You see, this is not primary storage, it is volatile cache. Yes, I never buy AData as primary storage (Crucial is effectively Micron, BTW), but cache needs best write-on-full-drive performance, nothing more :) Even Samsung 990 Pro (which I use as primary storage on my Desktop and Laptop) is surprisingly bad at this task. And AData is not cheaper than Samsung, BTW, so it is not cjheap-out choice.
Of course, all this valid if it works :)
and looks like as it didn't :(
 
So your custom sysctl is whats causing an issue?
vfs.zfs.compressed_arc_enabled=0

Thanks so much for the detailed report.
I am building a similar rig with 4x12TB drives. Mirror and striped.
Limited RAM on C246 means 64GB.

What do you think of FreeBSD OS on same NVMe as L2ARC???
Bad idea?

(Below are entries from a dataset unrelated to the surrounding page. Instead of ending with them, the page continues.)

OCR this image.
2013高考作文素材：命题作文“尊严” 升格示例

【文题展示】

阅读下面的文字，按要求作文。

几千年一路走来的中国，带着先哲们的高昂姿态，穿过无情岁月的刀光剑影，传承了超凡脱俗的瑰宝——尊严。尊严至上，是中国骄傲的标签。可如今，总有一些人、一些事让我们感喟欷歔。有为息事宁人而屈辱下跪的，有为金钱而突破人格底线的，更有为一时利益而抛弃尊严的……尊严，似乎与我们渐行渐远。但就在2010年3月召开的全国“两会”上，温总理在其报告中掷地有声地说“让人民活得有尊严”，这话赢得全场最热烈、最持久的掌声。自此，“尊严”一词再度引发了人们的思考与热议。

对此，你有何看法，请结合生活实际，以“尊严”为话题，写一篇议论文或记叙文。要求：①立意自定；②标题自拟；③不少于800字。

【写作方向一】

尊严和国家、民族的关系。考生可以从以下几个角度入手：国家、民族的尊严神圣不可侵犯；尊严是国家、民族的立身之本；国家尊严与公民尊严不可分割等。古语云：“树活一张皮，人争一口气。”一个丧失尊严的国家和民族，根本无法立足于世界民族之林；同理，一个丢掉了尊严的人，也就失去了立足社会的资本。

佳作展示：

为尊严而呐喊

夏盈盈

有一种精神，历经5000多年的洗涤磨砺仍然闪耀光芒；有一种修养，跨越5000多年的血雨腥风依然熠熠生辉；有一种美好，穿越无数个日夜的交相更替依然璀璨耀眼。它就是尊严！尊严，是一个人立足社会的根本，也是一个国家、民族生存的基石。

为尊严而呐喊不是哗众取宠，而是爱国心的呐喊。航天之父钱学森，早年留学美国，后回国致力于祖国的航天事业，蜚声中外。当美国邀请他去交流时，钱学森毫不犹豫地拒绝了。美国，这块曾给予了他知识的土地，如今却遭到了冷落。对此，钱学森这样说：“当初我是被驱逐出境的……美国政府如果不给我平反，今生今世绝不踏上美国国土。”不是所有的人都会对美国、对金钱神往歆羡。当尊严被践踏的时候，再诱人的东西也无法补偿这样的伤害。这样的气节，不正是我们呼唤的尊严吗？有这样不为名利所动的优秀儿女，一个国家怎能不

Samsung PM9A1 M.2 module... 2280 only on this board.

What about NVMe namespaces. Are they only available on cabinets?
All my drives only offer single namespace.(That I am aware of)
 
So your custom sysctl is whats causing an issue?
vfs.zfs.compressed_arc_enabled=0
Yes.

Thanks so much for the detailed report.
I am building a similar rig with 4x12TB drives. Mirror and striped.
Limited RAM on C246 means 64GB.

What do you think of FreeBSD OS on same NVMe as L2ARC???
Bad idea? Samsung PM9A1 M.2 module... 2280 only on this board.
I think, as system drive is mostly R/O, it will be Ok. Maybe, put /var somewhere else is good idea... But it depends mostly on activity in /var/log

What about NVMe namespaces. Are they only available on cabinets?
All my drives only offer single namespace.(That I am aware of)
I never seen NVMe with multiple namespaces, but I seen only "end-user" SSDs - no U.2 format, nothing form fullsize PCIe slots, nothing fancy.
 
"PM983a"+"samsung.com" Mention on quite a few pages?
Yes they are not Amazon drives that was BS and Samsung Enterprise models use these suffixes regularly
ie. PM1725a/PM1725b and PM1733a/PM1735a
Probably just revisions.

What is nice is M.2 PM983 only has half the PLP capacitor chips populated while M.2 PM983a has them all.

I also found out why I had much high rates with one PM1725 AIC card versus another.
The 3.2TB model has double the write speed of 1.6TB model.

put /var somewhere else is good idea
I agree this is a frequently written to directory.
I have experimented with mounting it on a memdisk from /etc/fstab..
The problem is it contains /var/db/pkg/ too and that must be preserved..
So you need to be more granular with offloading..

Whats your thoughts on swap and Solid State Drives? I worry about writes with my UFS systems..

The Klara article indicates you can tune for prescribed life.
An unthrottled L2ARC feed thread might be capable of utterly wrecking its CACHE vdevs in a matter of months.

So it seems a great torture test for an enterprise NVMe with 5DWPD
 
I never seen NVMe with multiple namespaces, but I seen only "end-user" SSDs - no U.2 format, nothing form fullsize PCIe slots, nothing fancy.
Not sure if "Intel DC P3100 Series" can be called "end-user" (it's 2280 format), but it does support namespace management while not supporting reservations, so I wouldn't really call it server-grade, as compared to e.g. "WD/HGST Ultrastar SN200 1.6TB NVMe U.2" supporting both namespace management and reservations (just looking at the lab equipment).

And, FWIW, I'm using ADATA Legend 960 (4TB model) on my win11 desktop, don't have any issues with it and the temperatures are about 5-10 degrees lower than Samsung NVMe (same cooling plate above both).